Interview algorithm problems

Doing practise to explain the ideas behind the solutions.


Interesting problems

Some interesting problems.

11. Container With Most Water

Solution: two pointers from two sides, greedy check the smaller one and remove it.

375. Guess Number Higher or Lower II

The goal is buidling a balanced tree which balances two sides’ cost.

Solution: DP, set dp[i][j] as the minimum cost to build a tree from i to j.

The naive solution is O(n^3), and it can be optimized to O(n^2), because dp[i][0:n] is monotonic.

546. Remove Boxes

Solution: DP.

dp[i][j][k] -> the max score for removing boxes from i to j and leaving k boxes if boxes[i] == boxes[j].

if boxes[i] != boxes[j]: only dp[i][j][0] is valid.

658. Find K Closest Elements

Solution: Binary search

Very interesting binary search, it’s the same to find the k smallest element in two sorted lists.

673. Number of Longest Increasing Subsequence

Solution: DP, Segment tree, Binary search

I joked my friend that this problem can be solved by binary search.
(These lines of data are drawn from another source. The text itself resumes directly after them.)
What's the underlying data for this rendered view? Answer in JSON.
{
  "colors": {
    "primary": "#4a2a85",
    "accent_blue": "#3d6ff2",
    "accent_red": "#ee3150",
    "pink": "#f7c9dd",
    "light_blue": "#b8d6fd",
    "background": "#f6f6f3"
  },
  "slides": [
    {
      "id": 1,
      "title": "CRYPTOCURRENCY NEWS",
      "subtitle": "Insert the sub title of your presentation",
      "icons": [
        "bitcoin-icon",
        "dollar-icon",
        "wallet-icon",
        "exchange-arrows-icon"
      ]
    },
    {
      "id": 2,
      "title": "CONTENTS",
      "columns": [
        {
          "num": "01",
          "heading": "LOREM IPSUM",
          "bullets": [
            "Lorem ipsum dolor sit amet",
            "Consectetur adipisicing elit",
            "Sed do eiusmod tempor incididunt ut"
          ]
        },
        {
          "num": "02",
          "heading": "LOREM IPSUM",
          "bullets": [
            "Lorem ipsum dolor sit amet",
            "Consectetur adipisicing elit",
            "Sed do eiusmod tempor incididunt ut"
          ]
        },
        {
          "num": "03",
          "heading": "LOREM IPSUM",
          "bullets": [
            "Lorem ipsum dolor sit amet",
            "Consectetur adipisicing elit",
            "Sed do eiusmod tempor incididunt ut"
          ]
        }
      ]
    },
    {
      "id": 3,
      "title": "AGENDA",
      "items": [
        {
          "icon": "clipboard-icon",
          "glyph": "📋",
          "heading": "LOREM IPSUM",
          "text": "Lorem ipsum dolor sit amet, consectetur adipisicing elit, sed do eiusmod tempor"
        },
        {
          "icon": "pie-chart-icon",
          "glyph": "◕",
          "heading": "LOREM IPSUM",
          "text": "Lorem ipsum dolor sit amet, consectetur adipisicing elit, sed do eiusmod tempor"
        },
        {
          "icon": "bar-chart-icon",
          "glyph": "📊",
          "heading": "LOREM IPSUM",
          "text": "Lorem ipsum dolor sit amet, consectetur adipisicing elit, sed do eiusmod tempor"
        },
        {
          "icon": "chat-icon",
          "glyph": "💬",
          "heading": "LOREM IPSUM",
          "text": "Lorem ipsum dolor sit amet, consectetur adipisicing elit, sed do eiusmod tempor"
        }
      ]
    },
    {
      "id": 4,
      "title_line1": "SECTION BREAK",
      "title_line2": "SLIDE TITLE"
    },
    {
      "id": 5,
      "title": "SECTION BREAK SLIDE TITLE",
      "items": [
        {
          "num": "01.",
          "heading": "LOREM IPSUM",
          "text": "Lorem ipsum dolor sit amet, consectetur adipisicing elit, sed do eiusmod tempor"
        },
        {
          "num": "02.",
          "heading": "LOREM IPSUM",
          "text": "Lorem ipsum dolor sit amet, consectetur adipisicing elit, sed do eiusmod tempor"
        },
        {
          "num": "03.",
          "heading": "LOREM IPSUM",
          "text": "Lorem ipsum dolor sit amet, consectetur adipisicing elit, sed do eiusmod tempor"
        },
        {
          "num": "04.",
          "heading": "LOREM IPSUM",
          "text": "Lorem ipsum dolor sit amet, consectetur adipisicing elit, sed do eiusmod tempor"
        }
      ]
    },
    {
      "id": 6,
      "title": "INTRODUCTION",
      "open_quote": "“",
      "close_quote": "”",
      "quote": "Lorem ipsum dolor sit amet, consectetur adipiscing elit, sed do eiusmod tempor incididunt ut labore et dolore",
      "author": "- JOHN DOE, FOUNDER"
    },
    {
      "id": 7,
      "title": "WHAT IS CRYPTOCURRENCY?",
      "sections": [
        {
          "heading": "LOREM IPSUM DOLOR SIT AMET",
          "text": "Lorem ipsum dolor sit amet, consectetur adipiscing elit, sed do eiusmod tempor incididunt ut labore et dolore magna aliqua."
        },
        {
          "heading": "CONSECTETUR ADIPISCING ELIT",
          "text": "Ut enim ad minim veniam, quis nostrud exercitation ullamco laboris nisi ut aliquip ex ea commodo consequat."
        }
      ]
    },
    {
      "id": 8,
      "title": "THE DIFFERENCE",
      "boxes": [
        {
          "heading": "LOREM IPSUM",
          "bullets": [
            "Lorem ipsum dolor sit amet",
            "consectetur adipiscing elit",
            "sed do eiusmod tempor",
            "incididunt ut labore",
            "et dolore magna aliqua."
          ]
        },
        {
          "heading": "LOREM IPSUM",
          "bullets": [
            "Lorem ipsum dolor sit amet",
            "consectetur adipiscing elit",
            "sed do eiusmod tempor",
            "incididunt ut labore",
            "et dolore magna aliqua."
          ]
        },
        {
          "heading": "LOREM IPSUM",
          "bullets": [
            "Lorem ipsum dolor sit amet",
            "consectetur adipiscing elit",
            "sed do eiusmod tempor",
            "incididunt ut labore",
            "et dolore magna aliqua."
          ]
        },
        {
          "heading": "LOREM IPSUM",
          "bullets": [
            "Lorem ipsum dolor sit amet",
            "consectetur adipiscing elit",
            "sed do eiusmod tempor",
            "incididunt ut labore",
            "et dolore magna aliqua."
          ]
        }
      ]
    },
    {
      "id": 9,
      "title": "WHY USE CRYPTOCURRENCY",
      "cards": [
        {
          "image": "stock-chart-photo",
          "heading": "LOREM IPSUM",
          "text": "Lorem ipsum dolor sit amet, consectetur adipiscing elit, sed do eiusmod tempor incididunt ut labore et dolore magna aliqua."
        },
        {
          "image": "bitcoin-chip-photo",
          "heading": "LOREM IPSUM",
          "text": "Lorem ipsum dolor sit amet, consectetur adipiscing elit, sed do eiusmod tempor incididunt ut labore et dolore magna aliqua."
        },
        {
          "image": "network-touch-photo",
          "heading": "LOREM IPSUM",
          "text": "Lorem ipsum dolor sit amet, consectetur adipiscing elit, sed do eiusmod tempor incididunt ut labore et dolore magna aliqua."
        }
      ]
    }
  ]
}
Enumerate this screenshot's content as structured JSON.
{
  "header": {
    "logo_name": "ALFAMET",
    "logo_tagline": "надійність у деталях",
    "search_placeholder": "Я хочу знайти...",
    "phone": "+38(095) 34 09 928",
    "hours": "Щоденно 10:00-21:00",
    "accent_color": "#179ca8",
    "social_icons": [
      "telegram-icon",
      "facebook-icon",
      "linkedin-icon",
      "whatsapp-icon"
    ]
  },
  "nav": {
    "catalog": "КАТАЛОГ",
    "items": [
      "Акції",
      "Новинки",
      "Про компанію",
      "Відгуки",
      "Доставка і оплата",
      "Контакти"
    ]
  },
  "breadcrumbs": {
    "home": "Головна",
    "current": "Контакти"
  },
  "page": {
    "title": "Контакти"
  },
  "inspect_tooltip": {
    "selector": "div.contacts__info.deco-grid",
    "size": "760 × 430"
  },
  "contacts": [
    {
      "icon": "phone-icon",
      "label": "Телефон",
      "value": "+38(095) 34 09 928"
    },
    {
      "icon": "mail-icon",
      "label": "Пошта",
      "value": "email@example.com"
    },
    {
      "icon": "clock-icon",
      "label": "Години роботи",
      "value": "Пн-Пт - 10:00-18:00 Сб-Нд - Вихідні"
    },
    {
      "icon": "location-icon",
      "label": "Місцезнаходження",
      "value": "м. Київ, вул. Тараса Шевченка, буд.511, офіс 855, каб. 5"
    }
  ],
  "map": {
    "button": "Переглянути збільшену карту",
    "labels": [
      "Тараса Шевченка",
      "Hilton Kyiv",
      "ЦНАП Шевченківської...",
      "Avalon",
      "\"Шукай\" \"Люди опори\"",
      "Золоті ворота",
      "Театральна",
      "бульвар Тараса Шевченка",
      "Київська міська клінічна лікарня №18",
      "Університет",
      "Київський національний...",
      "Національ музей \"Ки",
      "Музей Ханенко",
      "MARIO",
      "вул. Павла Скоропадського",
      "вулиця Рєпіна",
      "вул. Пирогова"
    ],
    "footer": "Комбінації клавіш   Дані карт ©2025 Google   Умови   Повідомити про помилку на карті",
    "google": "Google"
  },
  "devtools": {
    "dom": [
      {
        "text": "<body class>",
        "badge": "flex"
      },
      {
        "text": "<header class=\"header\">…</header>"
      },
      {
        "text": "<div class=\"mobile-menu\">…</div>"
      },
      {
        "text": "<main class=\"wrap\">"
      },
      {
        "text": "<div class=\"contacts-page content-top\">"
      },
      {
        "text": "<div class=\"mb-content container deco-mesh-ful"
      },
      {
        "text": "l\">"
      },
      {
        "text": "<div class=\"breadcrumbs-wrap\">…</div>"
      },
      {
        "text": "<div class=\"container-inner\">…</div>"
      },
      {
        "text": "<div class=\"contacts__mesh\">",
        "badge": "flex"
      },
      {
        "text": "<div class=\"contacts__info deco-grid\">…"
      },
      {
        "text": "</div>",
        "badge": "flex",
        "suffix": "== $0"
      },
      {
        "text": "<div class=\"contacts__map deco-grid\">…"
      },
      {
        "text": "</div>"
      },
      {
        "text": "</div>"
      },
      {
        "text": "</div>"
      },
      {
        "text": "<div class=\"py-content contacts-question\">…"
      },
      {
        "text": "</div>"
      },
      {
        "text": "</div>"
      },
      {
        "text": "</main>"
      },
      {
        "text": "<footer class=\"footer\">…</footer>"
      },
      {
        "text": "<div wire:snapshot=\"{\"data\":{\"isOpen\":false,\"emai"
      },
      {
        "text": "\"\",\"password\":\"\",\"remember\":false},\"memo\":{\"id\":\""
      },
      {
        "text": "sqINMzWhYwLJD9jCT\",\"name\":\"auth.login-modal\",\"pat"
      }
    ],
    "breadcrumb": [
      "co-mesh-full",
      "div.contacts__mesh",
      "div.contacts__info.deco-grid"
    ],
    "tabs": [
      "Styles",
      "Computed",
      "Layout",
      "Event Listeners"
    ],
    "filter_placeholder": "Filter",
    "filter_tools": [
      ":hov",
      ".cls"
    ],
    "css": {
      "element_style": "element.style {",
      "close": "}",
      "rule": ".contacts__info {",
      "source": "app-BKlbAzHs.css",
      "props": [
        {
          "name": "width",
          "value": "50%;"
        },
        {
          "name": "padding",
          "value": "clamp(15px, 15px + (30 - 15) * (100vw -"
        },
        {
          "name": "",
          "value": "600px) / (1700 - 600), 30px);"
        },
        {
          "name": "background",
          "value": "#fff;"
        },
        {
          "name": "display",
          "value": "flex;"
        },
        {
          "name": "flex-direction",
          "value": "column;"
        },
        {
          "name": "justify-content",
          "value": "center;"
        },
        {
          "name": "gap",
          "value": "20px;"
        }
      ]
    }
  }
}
And after a while, I found that it can be done by binary search…

DP is a clear way to solve this problem, but the running time is $O(n^2)$.

By using segment tree, it give us the ability to insert element and query the sum of subarray in $O(\log{n})$ time. Then, it improves the overall running time to $O(n\log{n})$.

But for this specific problem, with more observations, we can solve it by extending the LIS algorithm. The running time will become $O(n \log{n})$ for LIS and $O(n)$ for extension. I just write a simplest version, which does both parts in $O(n\log{n})$ time. It solved the problem in 8ms for C++. Update: I modified the code a little bit to implement the O(n) extension, then it achieved 4ms running time, and faster than 100% of submissions, lol.

843. Guess the Word

An interactive problem

Solution: design a score for each word according to preivous queries, and query the word of top score.

992. Subarrays with K Different Integers

Solution: two pointers, hard to explain in one sentence. The basic idea is fixing right side of the subarray, and maintaining the valid range for the left side.

1000. Minimum Cost to Merge Stones

variant of merge stones problem: only adjacent stones can be merged.

Solution: DP. dp[i][j] is the minimum cost to merge i to j.

  • dp[i][j] = min(dp[i][k] + dp[k+1][j])
  • if (j - i + 1) % (K - 1) == 1 or K == 2: dp[i][j] += sum(stones[i:j+1])

Good problems to practise. Classic problems, problems with multiple solutions, and so on.

218. The Skyline Problem

Many ways to solve this problem.

Segment Tree, Balanced Tree, and so on.

My favoriate solution is sorting + union-find set.

410. Split Array Largest Sum

DP soltion is O(n^2). Binary search can reach O(nlogn).

1044. Longest Duplicate Substring

Example for Suffix Array.